Date of Award

Spring 1-1-2014

Document Type

Dissertation

Degree Name

Doctor of Philosophy (PhD)

First Advisor

Franck J. Vernerey

Second Advisor

John Pellegrino

Third Advisor

David Bortz

Fourth Advisor

Richard Regueiro

Fifth Advisor

Ronald Pak

Abstract

The mechanics of the interaction between a fluid and a soft interface (such as an elastic membrane or shell) undergoing large deformations appears in many places, such as in biological systems or industrial processes. We present here an Eulerian approach that describes the mechanics of an interface and its interactions with a surrounding fluid via the so-called Navier boundary condition.
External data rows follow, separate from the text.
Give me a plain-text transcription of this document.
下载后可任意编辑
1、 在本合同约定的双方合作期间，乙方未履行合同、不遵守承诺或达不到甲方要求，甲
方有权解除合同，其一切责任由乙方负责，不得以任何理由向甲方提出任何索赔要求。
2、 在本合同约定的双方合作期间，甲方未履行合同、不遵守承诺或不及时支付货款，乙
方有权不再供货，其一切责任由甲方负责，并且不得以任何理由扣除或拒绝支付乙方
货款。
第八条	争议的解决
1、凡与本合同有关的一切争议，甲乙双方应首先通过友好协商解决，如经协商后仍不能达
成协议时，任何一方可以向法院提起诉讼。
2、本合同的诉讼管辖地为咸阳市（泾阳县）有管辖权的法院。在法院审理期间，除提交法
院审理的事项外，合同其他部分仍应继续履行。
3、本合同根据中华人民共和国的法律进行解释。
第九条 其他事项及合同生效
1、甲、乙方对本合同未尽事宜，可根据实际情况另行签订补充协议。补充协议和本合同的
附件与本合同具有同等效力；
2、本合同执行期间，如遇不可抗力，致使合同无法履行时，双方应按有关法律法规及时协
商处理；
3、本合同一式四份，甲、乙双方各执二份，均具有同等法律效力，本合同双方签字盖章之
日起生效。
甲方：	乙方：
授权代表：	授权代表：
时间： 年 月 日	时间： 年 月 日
The interface is modeled as a curvilinear surface with arbitrary mechanical properties across which discontinuities in pressure and tangential fluid velocity can naturally be enforced using a modified version of the extended finite element method. The tracking and evolution of the membrane is then handled with the Grid Based Particle method, and the handling of complex singular boundary conditions around sharp corner is accounted for with the use of an asymptotic/numerical matching method. We show that this method is ideal to describe large membrane deformations, enforce volume constraints, and Navier boundary conditions on the interface with velocity/pressure discontinuities. The method is applied to the study of the filtration of deformable particles through a fibrous network, and an the equivalent permeabilities with respect to the fluid and particles are estimated. The method is then adapted to the study of an elastic material in an Eulerian framework and is shown to be capable of handling arbitrarily large deformations, which is ideal for the study of biological problems.